Can this be made more pythonic?

Question

I came across this (really) simple program a while ago. It just outputs the first x primes. I'm embarrassed to ask, is there any way to make it more "pythonic" ie condense it while making it (more) readable? Switching functions is fine; I'm only interested in readability.

Thanks

from math import sqrt


def isprime(n):
  if n ==2:
    return True
  if n % 2 ==0 : # evens
    return False

  max = int(sqrt(n))+1 #only need to search up to sqrt n 
  i=3
  while i <= max: # range starts with 3 and for odd i
    if n % i == 0:
      return False
    i+=2

  return True



reqprimes = int(input('how many primes: '))
primessofar = 0
currentnumber = 2
while primessofar < reqprimes:

  result = isprime(currentnumber)

  if result:
     primessofar+=1
     print currentnumber
     #print '\n'

  currentnumber += 1

Answer 1

Your algorithm itself may be implemented pythonically, but it's often useful to re-write algorithms in a functional way - You might end up with a completely different but more readable solution at all (which is even more pythonic).

def primes(upper):
    n = 2; found = []
    while n < upper:
        # If a number is not divisble through all preceding primes, it's prime
        if all(n % div != 0 for div in found):
            yield n
            found.append( n )
        n += 1

Usage:

for pr in primes(1000):
    print pr

Or, with Alasdair's comment taken into account, a more efficient version:

from math import sqrt
from itertools import takewhile

def primes(upper):
    n = 2; foundPrimes = []
    while n < upper:
        sqrtN = int(sqrt(n))
        # If a number n is not divisble through all preceding primes up to sqrt(n), it's prime
        if all(n % div != 0 for div in takewhile(lambda div: div <= sqrtN, foundPrimes)):
            yield n
            foundPrimes.append(n)
        n += 1

Answer 2

Firstly, you should not assign max to a variable as it is an inbuilt function used to find the maximum value from an iterable. Also, that entire section of code can instead be written as

for i in xrange(3, int(sqrt(n))+1, 2):
    if n%i==0: return False

Also, instead of defining a new variable result and putting the value returned by isprime into it, you can just directly do

if isprime(currentnumber):

Answer 3

Usually you don't use while loops for simple things like this. You rather create a range object and get the elements from there. So you could rewrite the first loop to this for example:

for i in range( 3, int( sqrt( n ) ) + 1, 2 ):
    if n % i == 0:
        return False

And it would be a lot better if you would cache your prime numbers and only check the previous prime numbers when checking a new number. You can save a lot time by that (and easily calculate larger prime numbers this way). Here is some code I wrote before to get all prime numbers up to n easily:

def primeNumbers ( end ):
    primes = []
    primes.append( 2 )

    for i in range( 3, end, 2 ):
     isPrime = True

     for j in primes:
      if i % j == 0:
       isPrime = False
       break

     if isPrime:
      primes.append( i )

    return primes

print primeNumbers( 20 )

Answer 4

You can make it more pythonic with sieve algorithm (all primes small than 100):

def primes(n):
    sieved = set()
    for i in range(2, n):
        if not(i in sieved):
            for j in range(i + i, n, i):
                sieved.add(j)
    return set(range(2, n)) - sieved

print primes(100)

A very small trick will turn it to your goal.

Answer 5

Translated from the brilliant guys at stacktrace.it (Daniele Varrazzo, specifically), this version takes advantage of a binary min-heap to solve this problem:

from heapq import heappush, heapreplace

def yield_primes():
    """Endless prime number generator."""
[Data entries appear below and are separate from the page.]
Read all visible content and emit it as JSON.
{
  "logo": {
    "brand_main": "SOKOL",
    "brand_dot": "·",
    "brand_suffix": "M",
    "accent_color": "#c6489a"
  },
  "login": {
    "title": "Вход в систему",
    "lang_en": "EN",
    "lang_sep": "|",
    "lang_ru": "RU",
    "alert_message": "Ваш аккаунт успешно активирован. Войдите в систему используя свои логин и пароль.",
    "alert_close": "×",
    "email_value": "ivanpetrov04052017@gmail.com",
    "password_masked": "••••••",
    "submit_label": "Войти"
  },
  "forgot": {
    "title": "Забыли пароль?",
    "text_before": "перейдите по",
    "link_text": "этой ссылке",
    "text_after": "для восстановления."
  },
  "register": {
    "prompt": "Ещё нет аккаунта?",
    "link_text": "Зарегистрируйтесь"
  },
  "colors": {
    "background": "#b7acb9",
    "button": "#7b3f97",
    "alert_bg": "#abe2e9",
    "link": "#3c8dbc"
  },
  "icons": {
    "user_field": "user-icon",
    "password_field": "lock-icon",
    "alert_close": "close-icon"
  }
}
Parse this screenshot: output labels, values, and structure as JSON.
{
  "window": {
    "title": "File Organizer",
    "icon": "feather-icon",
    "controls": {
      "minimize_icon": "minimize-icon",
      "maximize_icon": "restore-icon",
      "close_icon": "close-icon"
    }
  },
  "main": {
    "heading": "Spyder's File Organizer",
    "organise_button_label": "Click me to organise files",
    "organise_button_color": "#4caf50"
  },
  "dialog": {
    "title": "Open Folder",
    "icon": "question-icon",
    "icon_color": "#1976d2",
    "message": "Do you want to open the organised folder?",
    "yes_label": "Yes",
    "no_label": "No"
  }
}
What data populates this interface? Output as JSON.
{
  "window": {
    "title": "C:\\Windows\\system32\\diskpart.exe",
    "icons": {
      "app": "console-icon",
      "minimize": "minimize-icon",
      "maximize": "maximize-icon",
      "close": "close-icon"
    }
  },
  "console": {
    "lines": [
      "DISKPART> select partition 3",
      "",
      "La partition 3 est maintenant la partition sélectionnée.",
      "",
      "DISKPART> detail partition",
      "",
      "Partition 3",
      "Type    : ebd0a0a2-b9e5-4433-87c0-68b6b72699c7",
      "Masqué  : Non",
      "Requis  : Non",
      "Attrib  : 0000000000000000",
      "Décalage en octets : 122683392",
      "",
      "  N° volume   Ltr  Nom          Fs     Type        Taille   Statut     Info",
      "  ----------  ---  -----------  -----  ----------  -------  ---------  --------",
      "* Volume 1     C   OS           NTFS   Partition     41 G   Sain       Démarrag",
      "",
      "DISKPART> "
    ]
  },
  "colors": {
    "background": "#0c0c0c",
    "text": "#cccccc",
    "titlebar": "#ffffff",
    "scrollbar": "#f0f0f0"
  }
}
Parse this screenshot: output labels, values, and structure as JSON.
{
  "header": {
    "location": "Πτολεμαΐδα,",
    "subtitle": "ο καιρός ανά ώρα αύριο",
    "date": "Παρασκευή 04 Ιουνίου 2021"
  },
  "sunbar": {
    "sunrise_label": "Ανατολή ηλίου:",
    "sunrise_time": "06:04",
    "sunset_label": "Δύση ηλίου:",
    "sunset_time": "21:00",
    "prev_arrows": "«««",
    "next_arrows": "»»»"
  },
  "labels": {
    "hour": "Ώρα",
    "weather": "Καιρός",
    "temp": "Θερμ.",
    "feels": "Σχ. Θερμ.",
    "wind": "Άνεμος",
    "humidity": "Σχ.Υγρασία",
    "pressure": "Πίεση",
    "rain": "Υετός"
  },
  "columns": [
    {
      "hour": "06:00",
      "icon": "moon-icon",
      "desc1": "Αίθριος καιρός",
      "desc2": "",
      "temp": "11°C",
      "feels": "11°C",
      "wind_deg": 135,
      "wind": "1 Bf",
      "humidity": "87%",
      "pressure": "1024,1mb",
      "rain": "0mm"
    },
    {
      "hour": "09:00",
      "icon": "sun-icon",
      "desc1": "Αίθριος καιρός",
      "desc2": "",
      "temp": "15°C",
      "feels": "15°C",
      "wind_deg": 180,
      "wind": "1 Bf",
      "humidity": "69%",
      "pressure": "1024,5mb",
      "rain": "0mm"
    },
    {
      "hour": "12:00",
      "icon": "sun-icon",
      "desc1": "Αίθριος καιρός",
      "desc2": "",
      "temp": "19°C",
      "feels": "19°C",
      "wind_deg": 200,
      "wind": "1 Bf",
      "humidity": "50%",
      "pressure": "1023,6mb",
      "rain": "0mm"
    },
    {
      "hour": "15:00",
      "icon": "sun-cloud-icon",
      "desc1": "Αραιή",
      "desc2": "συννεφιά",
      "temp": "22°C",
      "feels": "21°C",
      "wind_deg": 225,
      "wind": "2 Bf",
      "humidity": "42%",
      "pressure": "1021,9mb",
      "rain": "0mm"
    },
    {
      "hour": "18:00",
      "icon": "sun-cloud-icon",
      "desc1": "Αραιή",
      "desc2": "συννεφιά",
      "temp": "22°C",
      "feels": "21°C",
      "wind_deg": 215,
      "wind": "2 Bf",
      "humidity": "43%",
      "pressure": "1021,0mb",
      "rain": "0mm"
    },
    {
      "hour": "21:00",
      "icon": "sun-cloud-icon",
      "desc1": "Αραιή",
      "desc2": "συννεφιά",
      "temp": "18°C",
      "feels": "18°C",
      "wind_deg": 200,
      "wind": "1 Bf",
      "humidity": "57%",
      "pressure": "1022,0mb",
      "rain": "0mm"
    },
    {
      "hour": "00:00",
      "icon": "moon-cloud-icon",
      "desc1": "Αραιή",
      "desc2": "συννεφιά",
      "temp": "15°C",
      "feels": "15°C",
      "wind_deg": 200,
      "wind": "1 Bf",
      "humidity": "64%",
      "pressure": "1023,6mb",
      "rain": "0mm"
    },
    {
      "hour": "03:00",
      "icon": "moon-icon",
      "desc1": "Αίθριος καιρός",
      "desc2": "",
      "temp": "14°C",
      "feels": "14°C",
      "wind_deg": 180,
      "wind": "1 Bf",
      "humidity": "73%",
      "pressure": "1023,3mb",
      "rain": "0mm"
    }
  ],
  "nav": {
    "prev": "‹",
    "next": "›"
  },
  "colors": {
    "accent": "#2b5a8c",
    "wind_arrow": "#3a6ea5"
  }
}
    # Yield 2, so we don't have to handle the empty heap special case
    yield 2

    # Heap of (non-prime, prime factor) tuples.
    todel = [ (4, 2) ]

    n = 3
    while True:
        if todel[0][0] != n:
            # This number is not on the head of the heap: prime!
            yield n
            heappush(todel, (n*n, n))   # add to heap

        else:
            # Not prime: add to heap
            while todel[0][0] == n:
                p = todel[0][1]
                heapreplace(todel, (n+p, p))
                # heapreplace pops the minimum value then pushes: 
                # heap size is unchanged

        n += 1

This code isn't mine and I don't understand it fully (but the explaination is here :) ), so I'm marking this answer as community wiki.

Answer 6

I recently found Project Euler solutions in functional python and it has some really nice examples of working with primes like this. Number 7 is pretty close to your problem:

def isprime(n):
    """Return True if n is a prime number"""
    if n < 3:
        return (n == 2)
    elif n % 2 == 0:
        return False
    elif any(((n % x) == 0) for x in xrange(3, int(sqrt(n))+1, 2)):
        return False
    return True

def primes(start=2):
    """Generate prime numbers from 'start'"""
    return ifilter(isprime, count(start))